Suppose that $200 was deposited on 1st Jan 2000 into an account that earned 5% interest compounded semiannually. Suppose further that $200 was deposited on 1st Jan 2001 into a different account that earned 6% interest compounded semiannually. In what month of what year will the total amount in the account earning 6% interest overtake the total amount in the account earning 5% interest?

so we are solving ......

200( 1.025)^(t) = 200(1.03)^(t-2) , where t is number of half-years
1.025^(t) = 1.03^(t-2)
log both sides

log (1.025^(t)) = log(1.03^(t-2))
t log 1.025 = (t-2) log 1.03
t log 1.025 = t log 1.03 - 2log 1.03
t log 1.025 - t log 1.03 = -2log 1.03
t(log 1.025 - log 1.03) = -2log 1.03
t = -2log 1.03/(log 1.025 - log 1.03)

t = 12.1486 half years after jan 1, 2000

I will leave it to you to figure out the month and year
Remember t is in half years,
so it will take 6 years and .1486(6) months .....

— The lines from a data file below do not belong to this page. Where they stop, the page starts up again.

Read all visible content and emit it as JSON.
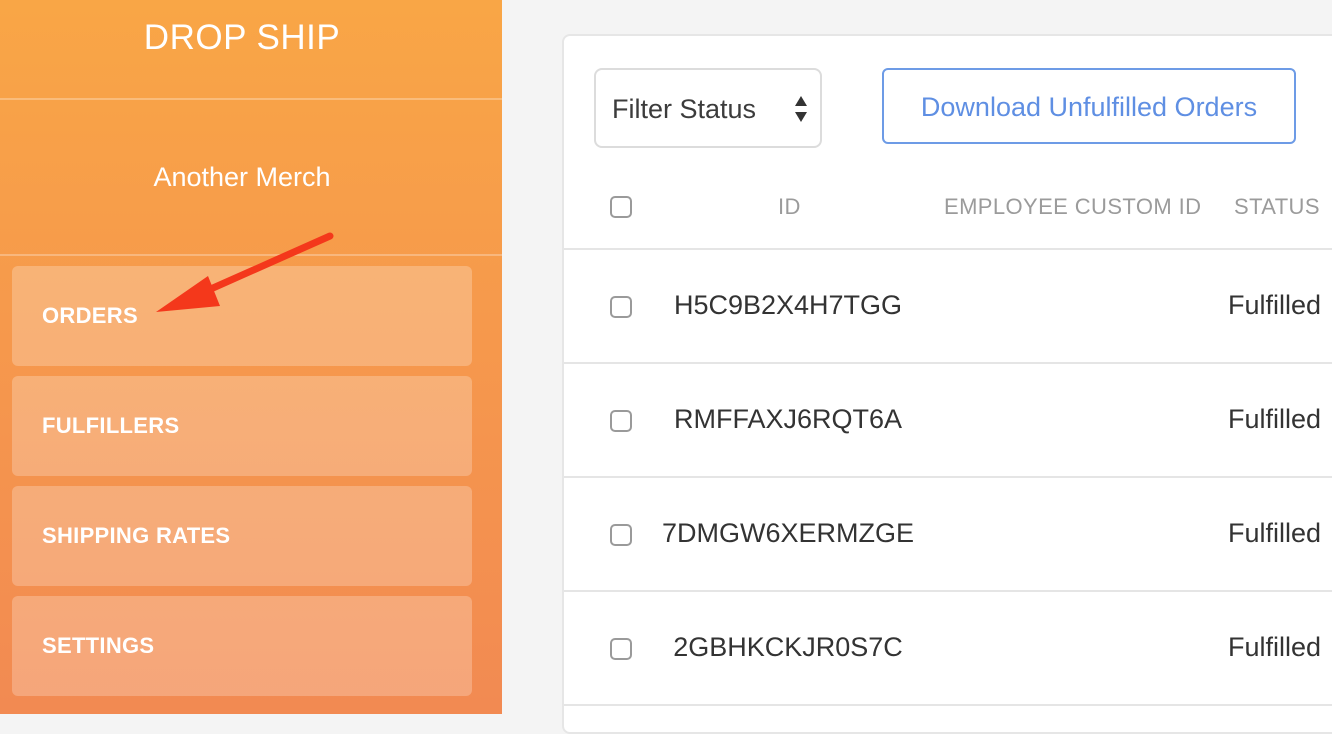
{
  "sidebar": {
    "brand": "DROP SHIP",
    "merchant": "Another Merch",
    "nav": [
      {
        "label": "ORDERS"
      },
      {
        "label": "FULFILLERS"
      },
      {
        "label": "SHIPPING RATES"
      },
      {
        "label": "SETTINGS"
      }
    ]
  },
  "toolbar": {
    "filter_label": "Filter Status",
    "download_label": "Download Unfulfilled Orders"
  },
  "table": {
    "headers": {
      "id": "ID",
      "employee_custom_id": "EMPLOYEE CUSTOM ID",
      "status": "STATUS"
    },
    "rows": [
      {
        "id": "H5C9B2X4H7TGG",
        "employee_custom_id": "",
        "status": "Fulfilled"
      },
      {
        "id": "RMFFAXJ6RQT6A",
        "employee_custom_id": "",
        "status": "Fulfilled"
      },
      {
        "id": "7DMGW6XERMZGE",
        "employee_custom_id": "",
        "status": "Fulfilled"
      },
      {
        "id": "2GBHKCKJR0S7C",
        "employee_custom_id": "",
        "status": "Fulfilled"
      }
    ]
  },
  "colors": {
    "sidebar_top": "#f9a646",
    "sidebar_bottom": "#f28a52",
    "accent_blue": "#5f8fe3",
    "arrow_red": "#f4381b"
  },
  "annotation": {
    "icon": "arrow-icon"
  }
}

200(1.025)^((n+1)*2) = 200(1.03)^(2n)

2(n+1)ln1.025 = 2nln1.03
(n+1)ln1.025 = nln1.03
n(ln 1.03 - ln1.025) = ln1.025
n = 5.074 years
year 2006, month January

To find out in what month of what year the total amount in the account earning 6% interest overtakes the total amount in the account earning 5% interest, we can create a table to track the growth of both accounts over time.

Let's start by calculating the growth of the first account earning 5% interest compounded semiannually. We can use the compound interest formula:

A = P(1 + r/n)^(nt)

Where:
A = the final amount
P = the principal amount (initial deposit)
r = annual interest rate (as a decimal)
n = number of times interest is compounded per year
t = number of years

For the first account, the principal amount is $200, the annual interest rate is 5% (0.05 as a decimal), interest is compounded semiannually (n = 2), and the number of years can vary. We'll calculate the growth for each year until the end of the table.

Year | Final Amount (5%)
------------------------
2000 | $200.00
2001 | $210.25
2002 | $220.96
2003 | $232.05
2004 | $243.54

Next, let's calculate the growth of the second account earning 6% interest compounded semiannually using the same formula.

Year | Final Amount (6%)
------------------------
2001 | $200.00
2002 | $212.00
2003 | $224.91
2004 | $238.77
2005 | $253.69

By comparing the two tables, we can see that in the year 2005, the total amount in the account earning 6% interest overtook the total amount in the account earning 5% interest.

Therefore, the answer to your question is that in the month of January 2005, the total amount in the account earning 6% interest overtook the total amount in the account earning 5% interest.